By the time of this 2021 interview, Rocked had 3,000 enterprise clients across 16 countries. Growth came from three channels: new verticals (retail and B2B were major wins), geographic expansion (Japan took off), and product expansion (the Shopify app launched just months before, targeting SMBs). Critically, Bruce noted that ~20% of annual growth came from existing customers expanding into new products—a powerful organic expansion dynamic.

The business benefited from positive unit economics: e-commerce clients (the supply side) had low single-digit gross revenue churn and actually negative churn due to expansion, while advertising and product clients showed seasonal volatility but steady annual retention.

What Worked (and What Didn't)

COVID-19 tested Rocked severely. The company went into 2020 with 50-60% of volume in travel, ticketing, entertainment, and sports. When lockdowns hit, those verticals dropped 97% (ticketing/entertainment) and 60-70% (travel). But the company had made a prescient acquisition in B2B the year prior, and the retail vertical—which had been built for years—suddenly exploded as every incumbent needed e-commerce fast. The new business pipeline "went crazy." By mid-2020 fundraising, despite COVID's visible impact, investors could see the underlying business growing 35-40% year-over-year. Rocked raised $80M at a $450M pre-money valuation.

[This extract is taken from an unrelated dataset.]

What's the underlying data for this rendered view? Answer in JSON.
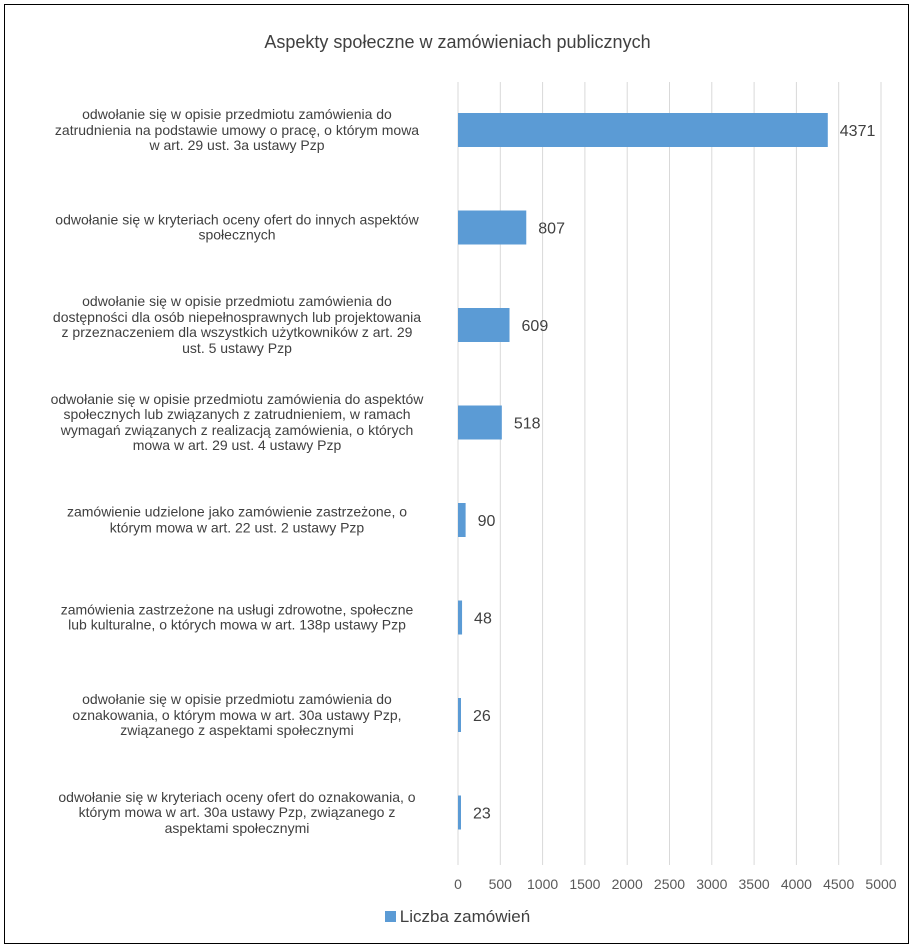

The key insight: Rocked measured success two ways. The reported $100M revenue for 2020 was artificially flat due to COVID impacts, but the "underlying business"—adjusting for the temporary collapse—grew steadily at 35-40%. This framework proved critical to communicating real momentum to investors.

Where They Are Now

By 2021, Rocked was on track to do $170M in revenue with ~$90M in gross profit. The underlying business (adjusted for COVID impacts) was tracking toward $200M. The company operated in 16 countries, served 3,000+ enterprise clients, and had just launched an SMB product via Shopify. The three revenue streams were in different growth phases: advertising was the largest and stable, distributed commerce was growing fastest (likely 50%+ YoY), and SaaS was the smallest (~$5-7M annually) but also expanding. With $80M in fresh capital, Rocked was positioned to acquire complementary businesses and expand into new verticals and geographies—though Bruce noted there weren't many competitors truly focused on the transaction moment optimization space.